Sometimes when I think about my life in general I come to realize I really hate my past, there's actually no good memories, I mean if there was a good memory each good memory would be canceled by something terrible or horrible, which is funny .. cancels the good memory which make it neutral or not there. Well now everything is actually starting anew. I'm really happy for that, that I can start fresh and forget every horrible thing that's happened to me. I have faith in God and my attorney to take me away from all that grief I had for almost all of my life. There so much to say in my mind. Many thanks to my Aunt Judi. She's made a huge difference in my life, which I will never forget. All I can say is she's an awesome lady. To this person. The one that showed me that there's is hope in my life , but that person shall be nameless. She's actually showed me that I am a ass at times. Which isn't me. I guess I let my suffering eat me up and I took it out on her.  I am truly sorry for that, you just don't know how bad and shame I feel for myself. Stupidity struck me hard and I wish it didn't.

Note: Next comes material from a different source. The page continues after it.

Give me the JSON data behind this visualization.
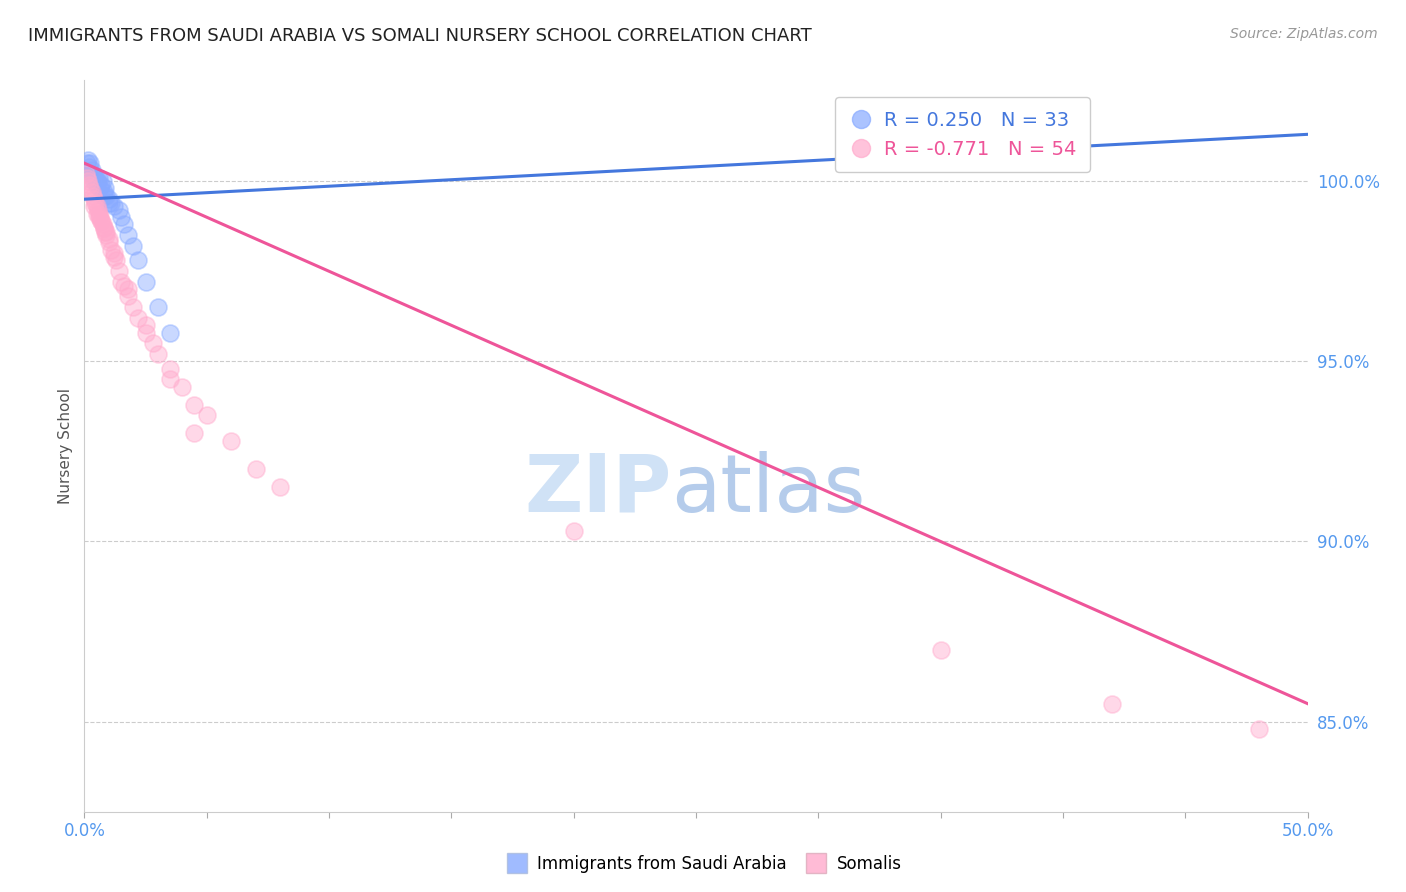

I'm not sure if this person hates me now or what not, but I know we aren't talking much any more :/. Oh well whatever hurts can only make me get up and keep moving, no matter how hard the blow is. I won't say what feelings are there cause she knows, and I know, but now I'm just picking up my own head and going on with this life. Whatever makes me happy right ? :). Thank you for everything you've done with and for me, you don't know how much it means to me. That will always be with me and in my heart. But, yup it's getting hella late. This music by Oceanlab with Justine Suissa is crazy sick! I can't stop listening to it, but everything that has a beginning has an end. This is my closure today. 

Loc smashing out ! Good nite everyone. Dream til you can't stop dreaming. :P

Loc > DMV Written Test - [March 1 05]  3:24 AM

Let's just say Loc owned the DMV written test missing two, one step closer to bliss and out of the sorrowful days :). Today I decided to write a bit more since it was a cool dull day. I sat and did nothing but play games. On top of that Devil May Cry is tight as shit. I noticed I lost another 12 pounds in the last 2 weeks, which is freaken strange cuz I eat twice a day, sometimes three times a day (full meals). Maybe my metabolism has finally stopped being an idiot and decided I shouldn't gain weight I don't need :P, laff. It's hard to not to think about the past at times, but I guess it's better if I shake it off. Ok everyone smashing out peace.